FDA and CDC back safety of Merck & Co’s Gardasil

by | 21st Aug 2009 | News

US health regulators have come out firmly behind Merck & Co’s Gardasil, saying that the cervical cancer vaccine remains safe and effective, despite an analysis earlier this week which cast doubt on the treatment.

US health regulators have come out firmly behind Merck & Co’s Gardasil, saying that the cervical cancer vaccine remains safe and effective, despite an analysis earlier this week which cast doubt on the treatment.

The US Food and Drug Administration and the Centers for Disease Control and Prevention (CDC) said that Gardasil “continues to be safe and effective, and its benefits continue to outweigh its risks”. The joint statement came in response to an analysis published in the Journal of the American Medical Association, co-authored by the FDA and CDC and based on reports of adverse events to the Vaccine Adverse Events Reporting System, between Gardasil’s launch in June 2006 up to December 2008. It described 12,424 reports of adverse events following vaccination, 772 (6.2%) of which were serious.

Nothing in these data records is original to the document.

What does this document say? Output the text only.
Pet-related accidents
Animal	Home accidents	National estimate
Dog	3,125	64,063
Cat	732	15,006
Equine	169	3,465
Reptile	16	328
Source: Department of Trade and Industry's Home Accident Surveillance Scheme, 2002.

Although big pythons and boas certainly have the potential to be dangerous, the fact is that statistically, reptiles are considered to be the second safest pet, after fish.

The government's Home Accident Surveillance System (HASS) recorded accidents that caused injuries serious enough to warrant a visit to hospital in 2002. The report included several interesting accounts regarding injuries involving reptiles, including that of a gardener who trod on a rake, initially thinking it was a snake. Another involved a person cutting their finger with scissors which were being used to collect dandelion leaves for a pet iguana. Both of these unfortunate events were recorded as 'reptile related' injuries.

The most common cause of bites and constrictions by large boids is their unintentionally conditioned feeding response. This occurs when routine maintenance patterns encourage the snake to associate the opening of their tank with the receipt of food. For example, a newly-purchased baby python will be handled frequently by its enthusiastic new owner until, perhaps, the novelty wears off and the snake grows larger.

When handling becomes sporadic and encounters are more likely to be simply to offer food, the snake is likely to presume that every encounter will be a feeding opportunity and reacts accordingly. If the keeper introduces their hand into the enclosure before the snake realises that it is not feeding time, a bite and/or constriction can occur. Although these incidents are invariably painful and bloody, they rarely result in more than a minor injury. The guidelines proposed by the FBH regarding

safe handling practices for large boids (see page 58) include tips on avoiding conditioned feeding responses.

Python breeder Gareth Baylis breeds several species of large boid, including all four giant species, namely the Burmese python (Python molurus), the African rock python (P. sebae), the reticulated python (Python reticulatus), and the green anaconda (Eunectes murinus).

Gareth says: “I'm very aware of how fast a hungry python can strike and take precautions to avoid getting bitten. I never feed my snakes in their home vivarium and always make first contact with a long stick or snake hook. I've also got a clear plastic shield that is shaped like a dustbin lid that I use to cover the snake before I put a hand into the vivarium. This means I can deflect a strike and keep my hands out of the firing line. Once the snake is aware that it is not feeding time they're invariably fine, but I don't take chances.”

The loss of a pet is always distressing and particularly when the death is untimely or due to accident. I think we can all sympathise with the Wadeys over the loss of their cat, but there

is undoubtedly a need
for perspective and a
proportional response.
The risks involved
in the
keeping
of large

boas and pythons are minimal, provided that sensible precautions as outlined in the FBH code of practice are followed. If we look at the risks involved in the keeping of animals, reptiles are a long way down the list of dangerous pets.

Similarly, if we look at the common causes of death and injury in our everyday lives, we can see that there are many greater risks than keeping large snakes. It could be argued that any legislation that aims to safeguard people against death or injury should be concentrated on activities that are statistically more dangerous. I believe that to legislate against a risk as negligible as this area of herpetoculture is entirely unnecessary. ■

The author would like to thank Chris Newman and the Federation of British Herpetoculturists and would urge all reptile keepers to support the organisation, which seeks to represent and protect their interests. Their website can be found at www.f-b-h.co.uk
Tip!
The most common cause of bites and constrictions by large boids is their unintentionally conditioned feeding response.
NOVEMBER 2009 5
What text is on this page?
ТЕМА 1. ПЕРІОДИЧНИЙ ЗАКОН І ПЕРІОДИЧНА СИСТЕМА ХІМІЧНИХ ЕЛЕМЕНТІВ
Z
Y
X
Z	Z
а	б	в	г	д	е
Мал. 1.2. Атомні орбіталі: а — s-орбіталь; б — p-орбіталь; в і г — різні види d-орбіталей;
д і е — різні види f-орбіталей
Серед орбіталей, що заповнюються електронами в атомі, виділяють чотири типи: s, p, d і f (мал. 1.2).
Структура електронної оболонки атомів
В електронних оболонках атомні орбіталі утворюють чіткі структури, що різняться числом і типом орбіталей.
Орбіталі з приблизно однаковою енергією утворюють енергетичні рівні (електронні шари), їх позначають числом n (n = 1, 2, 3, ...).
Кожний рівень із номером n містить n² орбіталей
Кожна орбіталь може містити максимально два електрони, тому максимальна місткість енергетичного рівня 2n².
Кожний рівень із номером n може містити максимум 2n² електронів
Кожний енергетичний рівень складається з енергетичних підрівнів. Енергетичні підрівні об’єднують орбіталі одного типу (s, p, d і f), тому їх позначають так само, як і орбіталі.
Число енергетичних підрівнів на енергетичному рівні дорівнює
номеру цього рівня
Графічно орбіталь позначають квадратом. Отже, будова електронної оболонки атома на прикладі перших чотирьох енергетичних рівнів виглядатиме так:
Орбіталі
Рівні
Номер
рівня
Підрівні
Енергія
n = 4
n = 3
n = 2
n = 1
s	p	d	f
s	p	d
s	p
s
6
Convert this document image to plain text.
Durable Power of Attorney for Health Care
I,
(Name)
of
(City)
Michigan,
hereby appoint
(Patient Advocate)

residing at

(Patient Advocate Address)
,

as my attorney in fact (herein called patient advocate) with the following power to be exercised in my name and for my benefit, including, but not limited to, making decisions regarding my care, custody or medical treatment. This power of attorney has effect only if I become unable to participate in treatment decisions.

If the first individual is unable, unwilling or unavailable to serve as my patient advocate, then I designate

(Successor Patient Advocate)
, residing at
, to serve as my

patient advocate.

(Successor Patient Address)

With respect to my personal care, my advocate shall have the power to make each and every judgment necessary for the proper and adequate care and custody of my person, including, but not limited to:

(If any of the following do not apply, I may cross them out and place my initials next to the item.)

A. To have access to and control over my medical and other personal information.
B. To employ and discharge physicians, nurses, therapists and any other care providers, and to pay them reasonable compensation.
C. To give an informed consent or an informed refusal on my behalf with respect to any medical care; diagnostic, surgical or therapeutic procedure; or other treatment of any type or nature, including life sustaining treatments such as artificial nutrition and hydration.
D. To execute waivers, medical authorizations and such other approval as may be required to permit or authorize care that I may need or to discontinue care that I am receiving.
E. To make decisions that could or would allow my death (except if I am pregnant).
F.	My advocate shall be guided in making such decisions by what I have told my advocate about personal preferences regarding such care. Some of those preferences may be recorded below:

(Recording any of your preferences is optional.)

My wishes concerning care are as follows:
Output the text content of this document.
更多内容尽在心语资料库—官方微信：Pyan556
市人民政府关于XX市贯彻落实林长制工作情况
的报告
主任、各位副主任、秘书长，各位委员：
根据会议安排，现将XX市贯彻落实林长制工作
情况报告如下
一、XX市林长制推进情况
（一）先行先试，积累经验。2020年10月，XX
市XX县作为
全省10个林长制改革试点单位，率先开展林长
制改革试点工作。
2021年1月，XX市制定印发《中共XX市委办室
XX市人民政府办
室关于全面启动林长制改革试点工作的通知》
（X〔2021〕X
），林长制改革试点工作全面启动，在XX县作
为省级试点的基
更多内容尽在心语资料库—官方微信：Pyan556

The Gardasil safety review assessed a wide range adverse events, including local injection site reactions, fainting, dizziness, nausea and headaches, as well as Guillain-Barre syndrome, venous thromboembolic events and deaths. All of these events are included in the vaccine’s labelling, the FDA and CDC noted, and while a higher proportion of Gardasil reports were of fainting and VTEs compared with other vaccines, none of the adverse events “were reported at rates greater than expected in a population of this age and gender and with other known contributing factors to these adverse events”.

During that time period, Merck distributed over 23 million doses of Gardasil in the USA. Given this number of doses,” it is expected that, by chance alone, serious adverse events and some deaths will be reported”, said the FDA and CDC and indeed 32 deaths have been confirmed. However, “there was not a common pattern to the deaths that would suggest they were caused by the vaccine,” the agencies noted.

The FDA and CDC will continue to “closely monitor the safety of Gardasil”, but conclude by saying that the product will “potentially benefit the health of millions of women” by providing protection against the types of human papillomavirus in the vaccine that cause cervical, vulvar and vaginal cancer, genital warts, and other HPV-related genital diseases.